That's exactaly where my story has come to a screeching halt. I know where I want things to end up...but I can't decide how to get there.
 
silverwhisper said:
i
sidenote: it's extremely depressing to be blocked on the choreography of a sex scene.

ed

You need to think outside the box.
 
I would suggest doing it step by step, rather than trying to handle all of it at once. That is, tackle the oral first, for instance, followed by the fingering, and then the vaginal, etc. Orgies are even more important to choreograph right. I have learned this from experience, due to stories where I was criticized (rightly so, I might add) for being too "clinical" about the whole business. Also take plenty of breaks for dialogue and revelation of the participants' thoughts.
 
weepingguitar: well, hey, at least we can commiserate... :>

sub joe: while thinking outside the box is usually good advice, it's hard for me to keep this all straight: it's a three-way and since that isn't exactly a common occurrence for me, it's a bit of a challenge--i always found lthe real thing to be that way... :>

severusmax: as mentioned, this one's a three-way. the male (POV) character is observing his 2 female friends and isn't allowed to participate: just watch. i'm having trouble balancing the need to describe the protagonist's frustration and tension while also describing what's happening on the bed.

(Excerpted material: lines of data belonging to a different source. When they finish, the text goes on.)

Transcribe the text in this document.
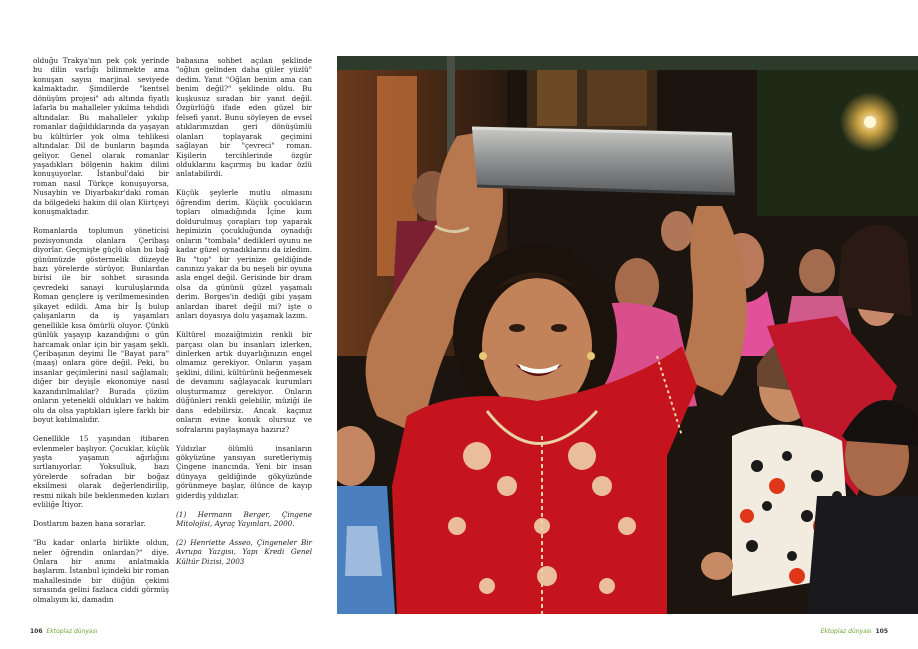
olduğu Trakya'nın pek çok yerinde bu dilin varlığı bilinmekte ama konuşan sayısı marjinal seviyede kalmaktadır. Şimdilerde "kentsel dönüşüm projesi" adı altında fiyatlı lafarla bu mahalleler yıkılma tehdidi altındalar. Bu mahalleler yıkılıp romanlar dağıldıklarında da yaşayan bu kültürler yok olma tehlikesi altındalar. Dil de bunların başında geliyor. Genel olarak romanlar yaşadıkları bölgenin hakim dilini konuşuyorlar. İstanbul'daki bir roman nasıl Türkçe konuşuyorsa, Nusaybin ve Diyarbakır'daki roman da bölgedeki hakim dil olan Kürtçeyi konuşmaktadır.

Romanlarda toplumun yöneticisi pozisyonunda olanlara Çeribaşı diyorlar. Geçmişte güçlü olan bu bağ günümüzde göstermelik düzeyde bazı yörelerde sürüyor. Bunlardan birisi ile bir sohbet sırasında çevredeki sanayi kuruluşlarında Roman gençlere iş verilmemesinden şikayet edildi. Ama bir İş bulup çalışanların da iş yaşamları genellikle kısa ömürlü oluyor. Çünkü günlük yaşayıp kazandığını o gün harcamak onlar için bir yaşam şekli. Çeribaşının deyimi İle "Bayat para" (maaş) onlara göre değil. Peki, bu insanlar geçimlerini nasıl sağlamalı; diğer bir deyişle ekonomiye nasıl kazandırılmalılar? Burada çözüm onların yetenekli oldukları ve hakim olu da olsa yaptıkları işlere farklı bir boyut katılmalıdır.

Genellikle 15 yaşından itibaren evlenmeler başlıyor. Çocuklar, küçük yaşta yaşamın ağırlığını sırtlanıyorlar. Yoksulluk, bazı yörelerde sofradan bir boğaz eksilmesi olarak değerlendirilip, resmi nikah bile beklenmeden kızları evliliğe İtiyor.

Dostlarım bazen bana sorarlar.

"Bu kadar onlarla birlikte oldun, neler öğrendin onlardan?" diye. Onlara bir anımı anlatmakla başlarım. İstanbul içindeki bir roman mahallesinde bir düğün çekimi sırasında gelini fazlaca ciddi görmüş olmalıyım ki, damadın

babasına sohbet açılan şeklinde "oğlun gelinden daha güler yüzlü" dedim. Yanıt "Oğlan benim ama can benim değil?" şeklinde oldu. Bu kuşkusuz sıradan bir yanıt değil. Özgürlüğü ifade eden güzel bir felsefi yanıt. Bunu söyleyen de evsel atıklarımızdan geri dönüşümlü olanları toplayarak geçimini sağlayan bir "çevreci" roman. Kişilerin tercihlerinde özgür olduklarını kaçırmış bu kadar özlü anlatabilirdi.

Küçük şeylerle mutlu olmasını öğrendim derim. Küçük çocukların topları olmadığında İçine kum doldurulmuş çorapları top yaparak hepimizin çocukluğunda oynadığı onların "tombala" dedikleri oyunu ne kadar güzel oynadıklarını da izledim. Bu "top" bir yerinize geldiğinde canınızı yakar da bu neşeli bir oyuna asla engel değil. Gerisinde bir dram olsa da gününü güzel yaşamalı derim. Borges'in dediği gibi yaşam anlardan ibaret değil mi? işte o anları doyasıya dolu yaşamak lazım.

Kültürel mozaiğimizin renkli bir parçası olan bu insanları izlerken, dinlerken artık duyarlığınızın engel olmamız gerekiyor. Onların yaşam şeklini, dilini, kültürünü beğenmesek de devamını sağlayacak kurumları oluşturmamız gerekiyor. Onların düğünleri renkli gelebilir, müziği ile dans edebilirsiz. Ancak kaçınız onların evine konuk olursuz ve sofralarını paylaşmaya hazırız?

Yıldızlar ölümlü insanların gökyüzüne yansıyan suretleriymiş Çingene inancında. Yeni bir insan dünyaya geldiğinde gökyüzünde görünmeye başlar, ölünce de kayıp giderdiş yıldızlar.

(1) Hermann Berger, Çingene Mitolojisi, Ayraç Yayınları, 2000.

(2) Henriette Asseo, Çingeneler Bir Avrupa Yazgısı, Yapı Kredi Genel Kültür Dizisi, 2003

106 Ektoplaz dünyası	Ektoplaz dünyası 105
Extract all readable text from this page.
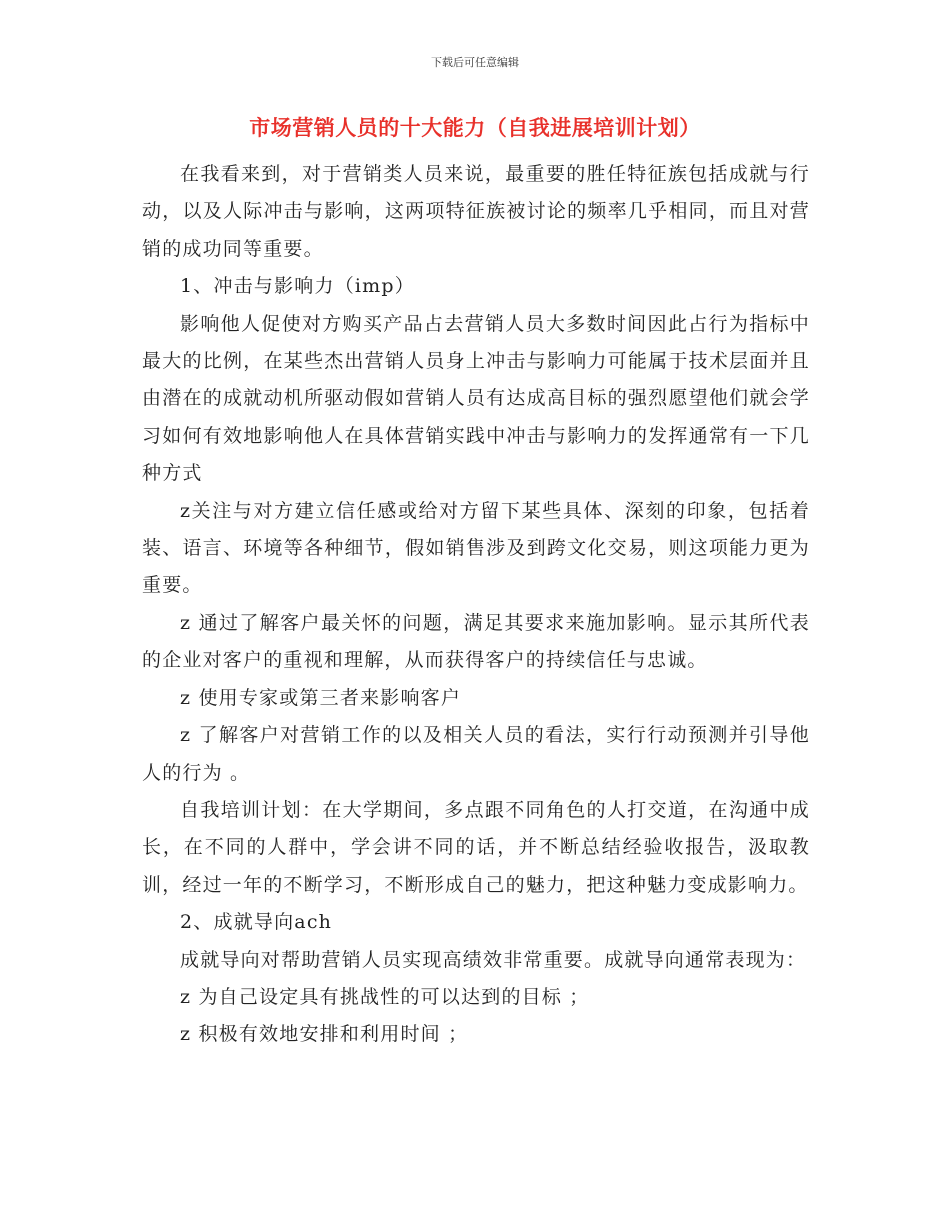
下载后可任意编辑
市场营销人员的十大能力（自我进展培训计划）

在我看来到，对于营销类人员来说，最重要的胜任特征族包括成就与行动，以及人际冲击与影响，这两项特征族被讨论的频率几乎相同，而且对营销的成功同等重要。

1、冲击与影响力（imp）

影响他人促使对方购买产品占去营销人员大多数时间因此占行为指标中最大的比例，在某些杰出营销人员身上冲击与影响力可能属于技术层面并且由潜在的成就动机所驱动假如营销人员有达成高目标的强烈愿望他们就会学习如何有效地影响他人在具体营销实践中冲击与影响力的发挥通常有一下几种方式

z关注与对方建立信任感或给对方留下某些具体、深刻的印象，包括着装、语言、环境等各种细节，假如销售涉及到跨文化交易，则这项能力更为重要。

z 通过了解客户最关怀的问题，满足其要求来施加影响。显示其所代表的企业对客户的重视和理解，从而获得客户的持续信任与忠诚。

z 使用专家或第三者来影响客户

z 了解客户对营销工作的以及相关人员的看法，实行行动预测并引导他人的行为 。

自我培训计划：在大学期间，多点跟不同角色的人打交道，在沟通中成长，在不同的人群中，学会讲不同的话，并不断总结经验收报告，汲取教训，经过一年的不断学习，不断形成自己的魅力，把这种魅力变成影响力。

2、成就导向ach

成就导向对帮助营销人员实现高绩效非常重要。成就导向通常表现为：

z 为自己设定具有挑战性的可以达到的目标 ；

z 积极有效地安排和利用时间 ；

i'm sure it'll come to me in time...

[grumbles]

ed
 
silverwhisper said:
weepingguitar: well, hey, at least we can commiserate... :>

sub joe: while thinking outside the box is usually good advice, it's hard for me to keep this all straight: it's a three-way and since that isn't exactly a common occurrence for me, it's a bit of a challenge--i always found lthe real thing to be that way... :>

severusmax: as mentioned, this one's a three-way. the male (POV) character is observing his 2 female friends and isn't allowed to participate: just watch. i'm having trouble balancing the need to describe the protagonist's frustration and tension while also describing what's happening on the bed.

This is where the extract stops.